Bespoke Leather Vests – One Style – 4 great looks!
It’s not often I am asked to create multiple bespoke pieces simultaneously, but there is a benefit to multiples!
I was asked to make a version of a client’s well loved and very well worn cashmere lined Ermenegildo Zegna vest. The original vest is no longer made, and does not exist in any variation. Plus he wanted some changes in both the fit and detailing of the vest.
This was a long distance commission, so a selection of leather, suede and lining choices were sent to him – based on his initial requests – plus a few more. ( There is an amazing array of colors and fabrics available when you go for bespoke.) Once my client saw the color choices available he decided to get 3, and then 4 different versions of his vest created. Using the same pattern and construction multiple times in a group allows for some discounting (depending on project, quantity & leather/fabric choice – usually between 10-20%) as that is as close to any sort of production I get.
The first vest was made in (all) our clients favorite Mona Lisa Lambskin in Black- it’s a super glossy, very fine leather with almost no visible grain and it was combined with a super 180’s grey heather merino/cashmere blend suiting for the lining.

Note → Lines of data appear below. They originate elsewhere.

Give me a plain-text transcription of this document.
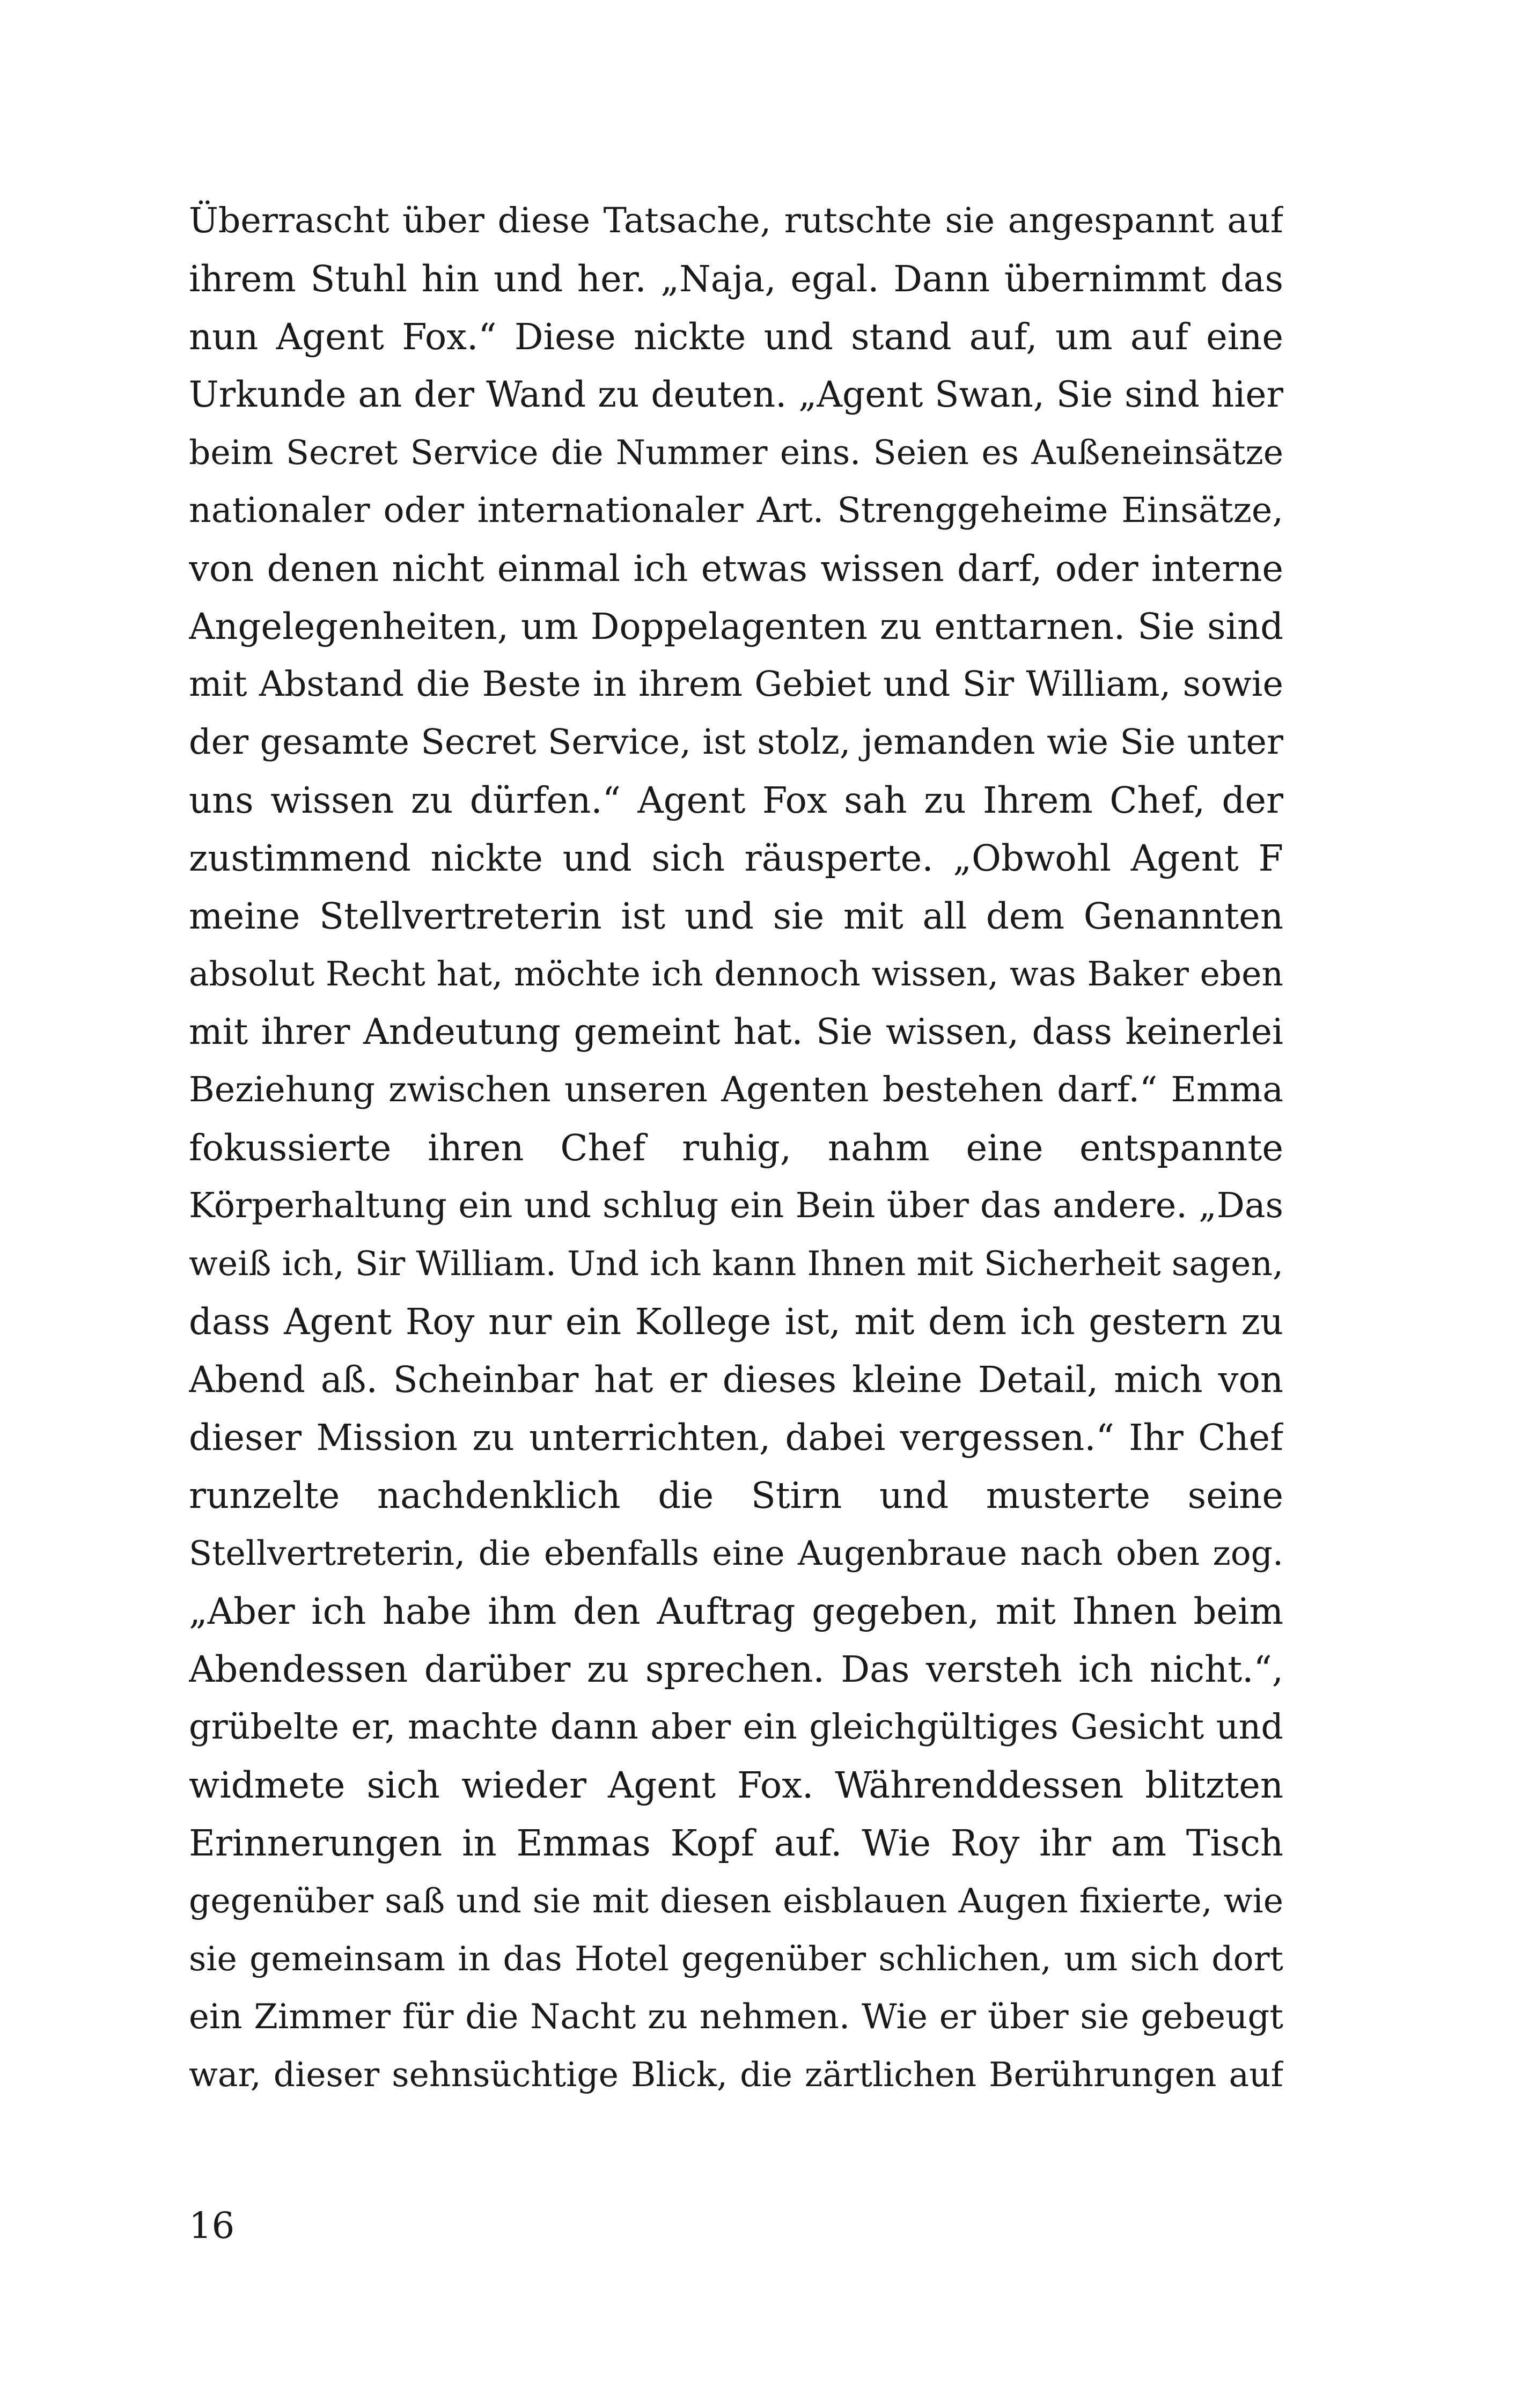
Überrascht über diese Tatsache, rutschte sie angespannt auf
ihrem Stuhl hin und her. „Naja, egal. Dann übernimmt das
nun Agent Fox.“ Diese nickte und stand auf, um auf eine
Urkunde an der Wand zu deuten. „Agent Swan, Sie sind hier
beim Secret Service die Nummer eins. Seien es Außeneinsätze
nationaler oder internationaler Art. Strenggeheime Einsätze,
von denen nicht einmal ich etwas wissen darf, oder interne
Angelegenheiten, um Doppelagenten zu enttarnen. Sie sind
mit Abstand die Beste in ihrem Gebiet und Sir William, sowie
der gesamte Secret Service, ist stolz, jemanden wie Sie unter
uns wissen zu dürfen.“ Agent Fox sah zu Ihrem Chef, der
zustimmend nickte und sich räusperte. „Obwohl Agent F
meine Stellvertreterin ist und sie mit all dem Genannten
absolut Recht hat, möchte ich dennoch wissen, was Baker eben
mit ihrer Andeutung gemeint hat. Sie wissen, dass keinerlei
Beziehung zwischen unseren Agenten bestehen darf.“ Emma
fokussierte ihren Chef ruhig, nahm eine entspannte
Körperhaltung ein und schlug ein Bein über das andere. „Das
weiß ich, Sir William. Und ich kann Ihnen mit Sicherheit sagen,
dass Agent Roy nur ein Kollege ist, mit dem ich gestern zu
Abend aß. Scheinbar hat er dieses kleine Detail, mich von
dieser Mission zu unterrichten, dabei vergessen.“ Ihr Chef
runzelte nachdenklich die Stirn und musterte seine
Stellvertreterin, die ebenfalls eine Augenbraue nach oben zog.
„Aber ich habe ihm den Auftrag gegeben, mit Ihnen beim
Abendessen darüber zu sprechen. Das versteh ich nicht.“,
grübelte er, machte dann aber ein gleichgültiges Gesicht und
widmete sich wieder Agent Fox. Währenddessen blitzten
Erinnerungen in Emmas Kopf auf. Wie Roy ihr am Tisch
gegenüber saß und sie mit diesen eisblauen Augen fixierte, wie
sie gemeinsam in das Hotel gegenüber schlichen, um sich dort
ein Zimmer für die Nacht zu nehmen. Wie er über sie gebeugt
war, dieser sehnsüchtige Blick, die zärtlichen Berührungen auf
16
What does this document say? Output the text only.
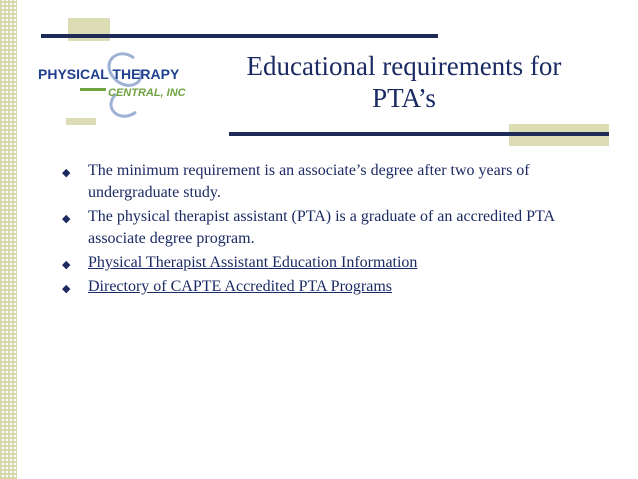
PHYSICAL THERAPY
CENTRAL, INC
Educational requirements for
PTA’s
◆ The minimum requirement is an associate’s degree after two years of undergraduate study.
◆ The physical therapist assistant (PTA) is a graduate of an accredited PTA associate degree program.
◆ Physical Therapist Assistant Education Information
◆ Directory of CAPTE Accredited PTA Programs
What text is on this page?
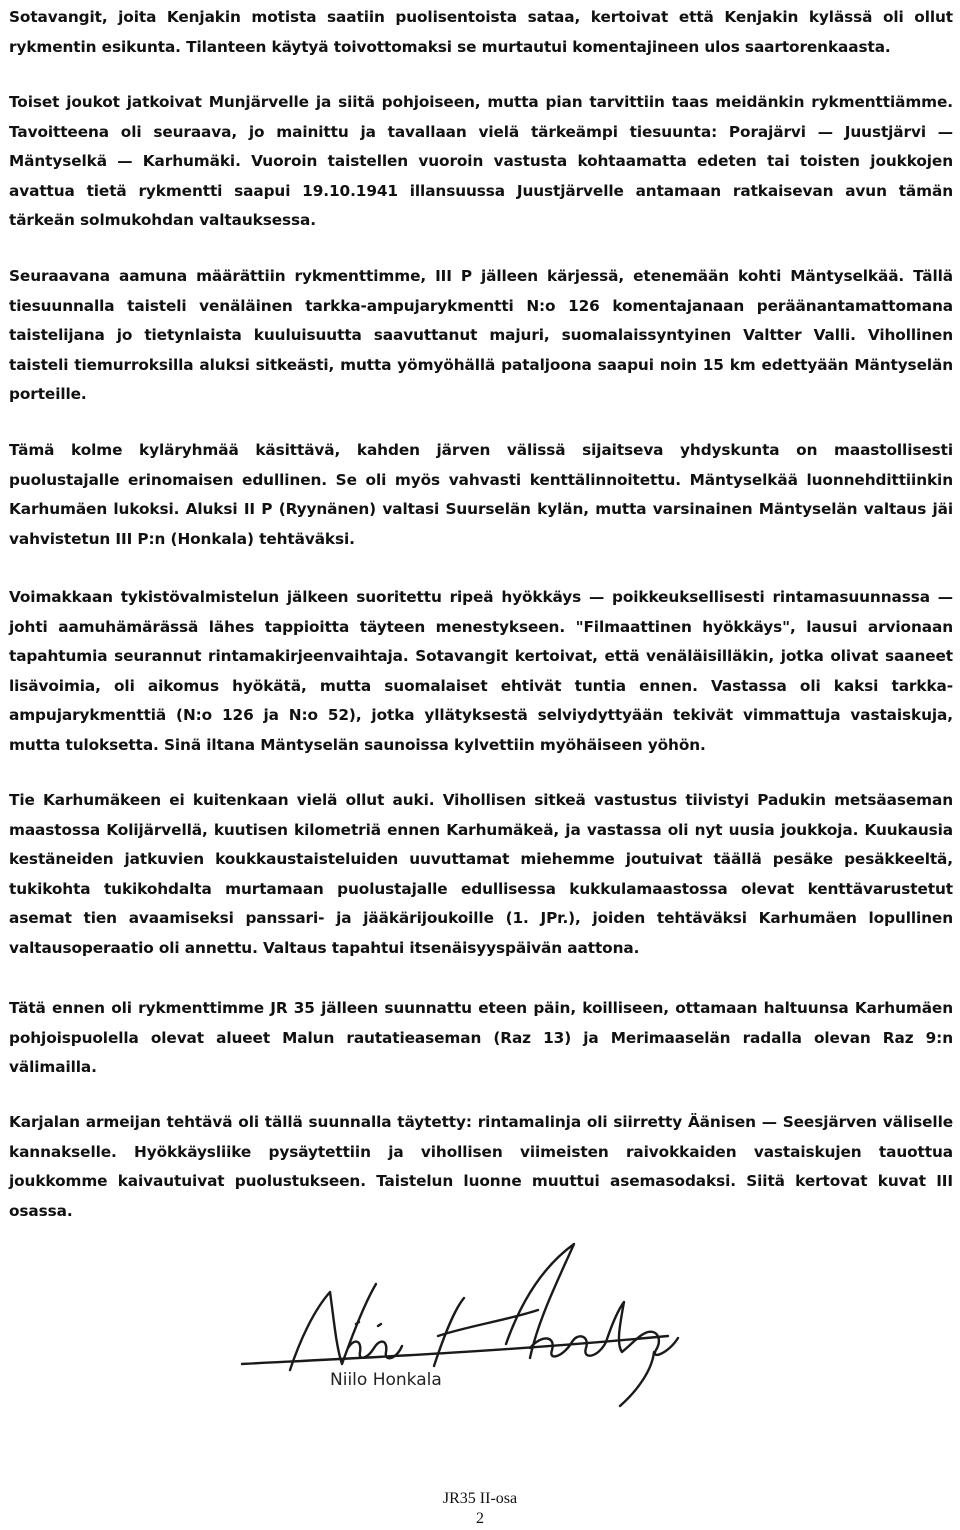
Sotavangit, joita Kenjakin motista saatiin puolisentoista sataa, kertoivat että Kenjakin kylässä oli ollut rykmentin esikunta. Tilanteen käytyä toivottomaksi se murtautui komentajineen ulos saartorenkaasta.

Toiset joukot jatkoivat Munjärvelle ja siitä pohjoiseen, mutta pian tarvittiin taas meidänkin rykmenttiämme. Tavoitteena oli seuraava, jo mainittu ja tavallaan vielä tärkeämpi tiesuunta: Porajärvi — Juustjärvi — Mäntyselkä — Karhumäki. Vuoroin taistellen vuoroin vastusta kohtaamatta edeten tai toisten joukkojen avattua tietä rykmentti saapui 19.10.1941 illansuussa Juustjärvelle antamaan ratkaisevan avun tämän tärkeän solmukohdan valtauksessa.

Seuraavana aamuna määrättiin rykmenttimme, III P jälleen kärjessä, etenemään kohti Mäntyselkää. Tällä tiesuunnalla taisteli venäläinen tarkka-ampujarykmentti N:o 126 komentajanaan peräänantamattomana taistelijana jo tietynlaista kuuluisuutta saavuttanut majuri, suomalaissyntyinen Valtter Valli. Vihollinen taisteli tiemurroksilla aluksi sitkeästi, mutta yömyöhällä pataljoona saapui noin 15 km edettyään Mäntyselän porteille.

Tämä kolme kyläryhmää käsittävä, kahden järven välissä sijaitseva yhdyskunta on maastollisesti puolustajalle erinomaisen edullinen. Se oli myös vahvasti kenttälinnoitettu. Mäntyselkää luonnehdittiinkin Karhumäen lukoksi. Aluksi II P (Ryynänen) valtasi Suurselän kylän, mutta varsinainen Mäntyselän valtaus jäi vahvistetun III P:n (Honkala) tehtäväksi.

Voimakkaan tykistövalmistelun jälkeen suoritettu ripeä hyökkäys — poikkeuksellisesti rintamasuunnassa — johti aamuhämärässä lähes tappioitta täyteen menestykseen. "Filmaattinen hyökkäys", lausui arvionaan tapahtumia seurannut rintamakirjeenvaihtaja. Sotavangit kertoivat, että venäläisilläkin, jotka olivat saaneet lisävoimia, oli aikomus hyökätä, mutta suomalaiset ehtivät tuntia ennen. Vastassa oli kaksi tarkka-ampujarykmenttiä (N:o 126 ja N:o 52), jotka yllätyksestä selviydyttyään tekivät vimmattuja vastaiskuja, mutta tuloksetta. Sinä iltana Mäntyselän saunoissa kylvettiin myöhäiseen yöhön.

Tie Karhumäkeen ei kuitenkaan vielä ollut auki. Vihollisen sitkeä vastustus tiivistyi Padukin metsäaseman maastossa Kolijärvellä, kuutisen kilometriä ennen Karhumäkeä, ja vastassa oli nyt uusia joukkoja. Kuukausia kestäneiden jatkuvien koukkaustaisteluiden uuvuttamat miehemme joutuivat täällä pesäke pesäkkeeltä, tukikohta tukikohdalta murtamaan puolustajalle edullisessa kukkulamaastossa olevat kenttävarustetut asemat tien avaamiseksi panssari- ja jääkärijoukoille (1. JPr.), joiden tehtäväksi Karhumäen lopullinen valtausoperaatio oli annettu. Valtaus tapahtui itsenäisyyspäivän aattona.

Tätä ennen oli rykmenttimme JR 35 jälleen suunnattu eteen päin, koilliseen, ottamaan haltuunsa Karhumäen pohjoispuolella olevat alueet Malun rautatieaseman (Raz 13) ja Merimaaselän radalla olevan Raz 9:n välimailla.

Karjalan armeijan tehtävä oli tällä suunnalla täytetty: rintamalinja oli siirretty Äänisen — Seesjärven väliselle kannakselle. Hyökkäysliike pysäytettiin ja vihollisen viimeisten raivokkaiden vastaiskujen tauottua joukkomme kaivautuivat puolustukseen. Taistelun luonne muuttui asemasodaksi. Siitä kertovat kuvat III osassa.

Niilo Honkala
JR35 II-osa
2
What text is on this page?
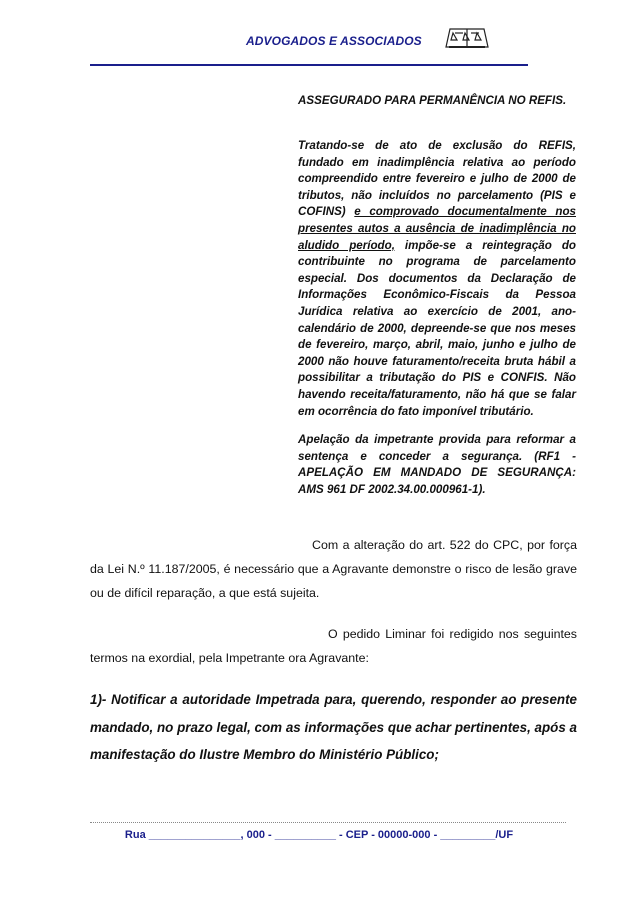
ADVOGADOS E ASSOCIADOS

ASSEGURADO PARA PERMANÊNCIA NO REFIS.

Tratando-se de ato de exclusão do REFIS, fundado em inadimplência relativa ao período compreendido entre fevereiro e julho de 2000 de tributos, não incluídos no parcelamento (PIS e COFINS) e comprovado documentalmente nos presentes autos a ausência de inadimplência no aludido período, impõe-se a reintegração do contribuinte no programa de parcelamento especial. Dos documentos da Declaração de Informações Econômico-Fiscais da Pessoa Jurídica relativa ao exercício de 2001, ano-calendário de 2000, depreende-se que nos meses de fevereiro, março, abril, maio, junho e julho de 2000 não houve faturamento/receita bruta hábil a possibilitar a tributação do PIS e CONFIS. Não havendo receita/faturamento, não há que se falar em ocorrência do fato imponível tributário.

Apelação da impetrante provida para reformar a sentença e conceder a segurança. (RF1 - APELAÇÃO EM MANDADO DE SEGURANÇA: AMS 961 DF 2002.34.00.000961-1).

Com a alteração do art. 522 do CPC, por força da Lei N.º 11.187/2005, é necessário que a Agravante demonstre o risco de lesão grave ou de difícil reparação, a que está sujeita.

O pedido Liminar foi redigido nos seguintes termos na exordial, pela Impetrante ora Agravante:

1)- Notificar a autoridade Impetrada para, querendo, responder ao presente mandado, no prazo legal, com as informações que achar pertinentes, após a manifestação do Ilustre Membro do Ministério Público;

Rua _______________, 000 - __________ - CEP - 00000-000 - _________/UF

The 2nd vest was made up in a beautifully lightweight tobacco goat suede with a striking heathered chartreuse green cashmere knit.
The 3rd one was a rich blue goat suede with a tonal blue cashmere lining and the last-
A deep velvety burgundy goat suede combined with a black cashmere knit. This last one really is striking – the richness of the burgundy combined with the black give it a more luxe feeling where the others straddle casual and luxe.
I chose rib trim and zippers that would blend well with each particular color combo – and of course I use two-way zips.
Because these are bespoke, sourcing for each item is done individually.
Unlike high-end production lines that are cutting at minimum several dozen of a style in each color – I cannot get trims and zippers custom made or dyed to match due to the minimums (huge) that would be involved. Periodically I can, and do, get leathers custom dyed and tanned, but that is only possible because some of the finer tanneries in Europe and the very few specialty tanners and finishers that still remain in the USA will accommodate smaller minimum orders. The smallest minimum is roughly enough to make a roughly 5 short mens jackets. These smaller minimums generally don’t provide any cost breaks. The cost benefits that happen in production usually start when you are dealing in very large quantities – in leather this can be 1000 to 2500 sqft.
The client was very happy with the results and I know these vests will be well loved and, if the original was any indication, they will be worn a lot. So having 4 of them is not a bad investment.